Çünkü ölüm var ölüm.
Çünkü deprem var bu topraklarda!
Çünkü yakın zamanlarda olacak İstanbul depremi, Bursa depremi, İzmir depremi, Bingöl-Karlıova depremi konuşuyoruz.
Çünkü büyük acılar yaşamak istemiyoruz!
O halde bu depremde eksik olanları not edelim...
Not ettiklerimizi analiz edelim.
*
Öne çıkan temel hususları görelim;
İnsani ve kurumlararası ilişki eksiklikleri.
Arama kurtarma ekiplerinin sayısal, donanım ve teknolojik yetersizlikleri.
Ekiplerin bölgeye ulaşma sorunları.
Asayiş ve güvenlik güçlerinin intikalindeki yavaşlık.
İlk anlarda, yaralıların enkazdan çıkartılması için gerekli araç, gereçlere ulaşılamaması.
Aydınlatma, enerji kaynakları ve jeneratör tedarikinde yaşanan problemler.
Çadır ve konteyner stoklarının sınırlı olması.
*
Gücümüzü, imkan, kabiliyet ve kapasitemizi gördük.
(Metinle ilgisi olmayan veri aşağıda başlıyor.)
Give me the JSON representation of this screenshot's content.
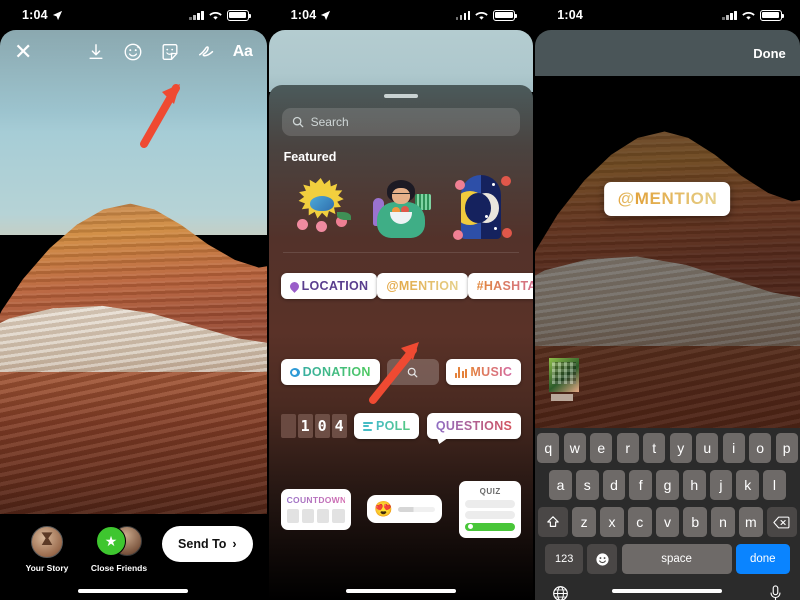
{
  "panels": [
    {
      "id": "story-editor",
      "status": {
        "time": "1:04",
        "location_arrow": true,
        "signal": "signal-bars-icon",
        "wifi": "wifi-icon",
        "battery": "battery-icon"
      },
      "toolbar": {
        "close_label": "✕",
        "icons": [
          "download-icon",
          "effects-smiley-icon",
          "sticker-icon",
          "draw-squiggle-icon"
        ],
        "text_tool_label": "Aa"
      },
      "arrow": {
        "name": "annotation-arrow",
        "color": "#ef4a32",
        "points_to": "sticker-icon"
      },
      "bottom": {
        "your_story_label": "Your Story",
        "close_friends_label": "Close Friends",
        "send_to_label": "Send To",
        "send_to_chevron": "›"
      }
    },
    {
      "id": "sticker-tray",
      "status": {
        "time": "1:04",
        "location_arrow": true
      },
      "search": {
        "placeholder": "Search",
        "icon": "search-icon"
      },
      "section_title": "Featured",
      "featured_stickers": [
        "sun-bird-flowers-sticker",
        "person-reading-sticker",
        "sun-moon-arch-sticker"
      ],
      "arrow": {
        "name": "annotation-arrow",
        "color": "#ef4a32",
        "points_to": "mention-sticker-button"
      },
      "chips_row1": [
        {
          "label": "LOCATION",
          "icon": "location-pin-icon",
          "style": "c-loc"
        },
        {
          "label": "@MENTION",
          "icon": "",
          "style": "grad-mention"
        },
        {
          "label": "#HASHTAG",
          "icon": "",
          "style": "grad-hash"
        }
      ],
      "chips_row2": [
        {
          "label": "DONATION",
          "icon": "donation-heart-icon",
          "style": "grad-don"
        },
        {
          "label": "",
          "icon": "search-icon",
          "style": "search"
        },
        {
          "label": "MUSIC",
          "icon": "music-equalizer-icon",
          "style": "grad-music"
        }
      ],
      "chips_row3": [
        {
          "label": "104",
          "icon": "counter-icon",
          "style": "counter"
        },
        {
          "label": "POLL",
          "icon": "poll-bars-icon",
          "style": "grad-poll"
        },
        {
          "label": "QUESTIONS",
          "icon": "",
          "style": "grad-quest"
        }
      ],
      "chips_row4": [
        {
          "label": "COUNTDOWN",
          "style": "countdown"
        },
        {
          "label": "",
          "emoji": "😍",
          "style": "emoji-slider"
        },
        {
          "label": "QUIZ",
          "style": "quiz"
        }
      ]
    },
    {
      "id": "mention-placed",
      "status": {
        "time": "1:04",
        "location_arrow": false
      },
      "done_label": "Done",
      "placed_sticker": {
        "at": "@",
        "text": "MENTION"
      },
      "keyboard": {
        "row1": [
          "q",
          "w",
          "e",
          "r",
          "t",
          "y",
          "u",
          "i",
          "o",
          "p"
        ],
        "row2": [
          "a",
          "s",
          "d",
          "f",
          "g",
          "h",
          "j",
          "k",
          "l"
        ],
        "row3": [
          "z",
          "x",
          "c",
          "v",
          "b",
          "n",
          "m"
        ],
        "shift_icon": "shift-arrow-icon",
        "backspace_icon": "backspace-icon",
        "numbers_label": "123",
        "emoji_icon": "emoji-face-icon",
        "space_label": "space",
        "return_label": "done",
        "globe_icon": "globe-icon",
        "mic_icon": "microphone-icon"
      }
    }
  ],
  "colors": {
    "accent_red": "#ef4a32",
    "ios_blue": "#0a84ff",
    "green": "#49c639"
  }
}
Eksiklerimizi kavradık.
GÖZDEN GEÇİRİLMELİ
Olağanüstü haller ve afetlerdeki tek sorumlu AFAD çeşitli sorunlar yaşadı.
Organizasyon şeması, yetkiler ve müdahale şekli gözden geçirilmeli.
Beklenen depremlerde, yıkıcı etkileri en aza indirebilmek için bölgesel ve yerel dinamikler işin içine alınması sağlanmalı, hareket kabiliyeti yüksek, kendiliğinden harekete geçecek kurumsal bir yapı daha yararlı olacaktır.
Hükümet, tüm belediyelerle işbirliğine girmeli, bu hayati sorunu teknik şekilde ele almalı, çalışmalara hız vermeli.